Apenas llegué a mi habitación antes de que los pasos resonaran en el pasillo.

Mi corazón latía con fuerza mientras me deslizaba bajo las sábanas, fingiendo estar dormida. La puerta se abrió con un suave clic.

—Todavía está inconsciente —dijo una voz profunda que no reconocí—. ¿Cuánto tiempo más?

—El sedante debería desaparecer pronto —respondió uno de los doctores que había escuchado—. El Alfa Blackwood quiere verla cuando despierte.

Alfa Blackwood. El nombre me hizo estremecer.

Después de que se fueron, esperé lo que parecieron horas, mi mente girando con fragmentos de su conversación. Tratamientos hormonales, inyecciones, las expectativas del Alfa—cada palabra resonaba en mis pensamientos como una sentencia de muerte.

¿No era más que un conejillo de indias para ellos? El pensamiento me heló la sangre, y supe que no podía quedarme aquí esperando mi destino.

¡No podía quedarme aquí!

La habitación estaba en silencio, y la pálida luz de la luna se filtraba a través de las elegantes cortinas. Esta era mi oportunidad—quizás mi única oportunidad.

Moviéndome lo más silenciosamente posible, me deslicé fuera de la cama y me acerqué a la ventana. Mis dedos lucharon con el pestillo, y mi corazón casi se detuvo cuando se abrió con un suave clic. Pero nadie vino corriendo.
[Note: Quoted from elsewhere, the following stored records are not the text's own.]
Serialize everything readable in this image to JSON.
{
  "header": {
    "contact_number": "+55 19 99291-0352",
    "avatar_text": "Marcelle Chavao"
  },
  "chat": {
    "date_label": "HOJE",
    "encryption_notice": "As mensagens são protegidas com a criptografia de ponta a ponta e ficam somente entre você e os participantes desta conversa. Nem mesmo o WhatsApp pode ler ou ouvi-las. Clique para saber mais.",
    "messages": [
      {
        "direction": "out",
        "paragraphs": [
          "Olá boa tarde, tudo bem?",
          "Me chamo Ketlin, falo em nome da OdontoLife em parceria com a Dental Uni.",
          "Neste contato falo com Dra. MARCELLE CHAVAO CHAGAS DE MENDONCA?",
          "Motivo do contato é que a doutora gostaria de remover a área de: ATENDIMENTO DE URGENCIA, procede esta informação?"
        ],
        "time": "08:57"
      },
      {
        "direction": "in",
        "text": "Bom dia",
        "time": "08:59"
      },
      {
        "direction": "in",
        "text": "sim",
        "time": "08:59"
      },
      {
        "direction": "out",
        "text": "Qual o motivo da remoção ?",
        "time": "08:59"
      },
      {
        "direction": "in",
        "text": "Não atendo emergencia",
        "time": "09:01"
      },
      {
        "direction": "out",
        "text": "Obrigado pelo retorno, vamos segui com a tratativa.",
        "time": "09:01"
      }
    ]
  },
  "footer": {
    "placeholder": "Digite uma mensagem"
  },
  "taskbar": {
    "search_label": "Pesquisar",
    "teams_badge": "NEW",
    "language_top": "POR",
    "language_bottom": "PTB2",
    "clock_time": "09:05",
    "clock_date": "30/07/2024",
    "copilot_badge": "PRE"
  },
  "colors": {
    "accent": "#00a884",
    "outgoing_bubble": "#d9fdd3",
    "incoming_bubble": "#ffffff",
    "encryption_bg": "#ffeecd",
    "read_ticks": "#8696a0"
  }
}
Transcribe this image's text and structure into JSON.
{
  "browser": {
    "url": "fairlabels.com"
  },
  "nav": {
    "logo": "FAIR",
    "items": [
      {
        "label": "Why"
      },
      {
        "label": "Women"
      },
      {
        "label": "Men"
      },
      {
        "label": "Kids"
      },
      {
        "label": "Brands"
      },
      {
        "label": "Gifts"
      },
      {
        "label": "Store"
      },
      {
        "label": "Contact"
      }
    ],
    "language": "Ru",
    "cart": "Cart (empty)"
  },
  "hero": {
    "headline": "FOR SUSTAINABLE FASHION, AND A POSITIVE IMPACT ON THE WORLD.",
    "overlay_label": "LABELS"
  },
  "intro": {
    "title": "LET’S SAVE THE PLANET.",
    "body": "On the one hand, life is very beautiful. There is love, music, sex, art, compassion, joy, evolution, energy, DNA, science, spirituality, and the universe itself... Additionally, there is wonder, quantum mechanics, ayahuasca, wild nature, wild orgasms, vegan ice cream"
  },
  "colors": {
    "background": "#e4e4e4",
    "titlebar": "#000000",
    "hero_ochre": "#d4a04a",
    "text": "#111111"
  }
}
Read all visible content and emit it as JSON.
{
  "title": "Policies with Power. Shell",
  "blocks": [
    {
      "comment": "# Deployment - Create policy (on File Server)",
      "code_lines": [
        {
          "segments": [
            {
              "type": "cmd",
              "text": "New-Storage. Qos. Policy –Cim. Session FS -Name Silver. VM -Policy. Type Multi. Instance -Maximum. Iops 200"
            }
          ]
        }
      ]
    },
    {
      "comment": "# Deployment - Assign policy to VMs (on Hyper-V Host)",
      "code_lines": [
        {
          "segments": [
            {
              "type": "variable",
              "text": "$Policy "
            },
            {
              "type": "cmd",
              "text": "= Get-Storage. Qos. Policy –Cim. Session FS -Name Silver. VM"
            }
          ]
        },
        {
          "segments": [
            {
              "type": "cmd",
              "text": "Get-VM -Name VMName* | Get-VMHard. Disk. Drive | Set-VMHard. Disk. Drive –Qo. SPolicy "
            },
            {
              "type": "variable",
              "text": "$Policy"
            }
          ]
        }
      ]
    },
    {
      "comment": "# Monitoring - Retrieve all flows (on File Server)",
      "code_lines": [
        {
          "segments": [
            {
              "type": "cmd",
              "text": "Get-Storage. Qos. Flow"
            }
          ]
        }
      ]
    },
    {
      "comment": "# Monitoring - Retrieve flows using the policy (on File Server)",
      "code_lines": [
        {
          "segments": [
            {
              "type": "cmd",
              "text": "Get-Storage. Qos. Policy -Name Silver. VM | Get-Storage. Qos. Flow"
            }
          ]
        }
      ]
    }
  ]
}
La ventana daba a un balcón en el segundo piso. No era ideal, pero había un árbol lo suficientemente cerca como para que pudiera alcanzarlo.

Puedes hacerlo, Rachel. Tienes que hacerlo.

Me subí al alféizar de la ventana, el aire fresco de la noche golpeando mi piel a través de la delgada bata del hospital. La rama parecía lo suficientemente resistente, pero la distancia entre el balcón y el árbol parecía estirarse más en la oscuridad.

Tomando una respiración profunda, salté.

Mis dedos apenas alcanzaron la rama, la corteza raspando mis palmas mientras luchaba por un mejor agarre. La textura rugosa mordía mi piel, pero me aferré, balanceándome más cerca del tronco.

Rama por rama, bajé, cada músculo de mi cuerpo gritando por el esfuerzo. Cuando finalmente caí al suelo, mis piernas casi se doblaron bajo mí.

¡Pero estaba libre!

La finca se extendía frente a mí como algo salido de un cuento de hadas—jardines perfectamente cuidados, caminos de piedra, y a lo lejos, lo que parecía ser una puerta. Si pudiera llegar a la puerta...

Corrí por el césped, mis pies descalzos silenciosos en la hierba húmeda por el rocío.

La puerta se alzaba imponente, alta y con un trabajo de hierro ornamentado. Pero al acercarme, mi corazón se hundió. Estaba cerrada con llave, y las paredes a ambos lados se alzaban muy por encima de mi cabeza, coronadas con lo que parecía ser alambre de seguridad.

—Mierda —susurré, mirando frenéticamente a mi alrededor. Tenía que haber otra salida.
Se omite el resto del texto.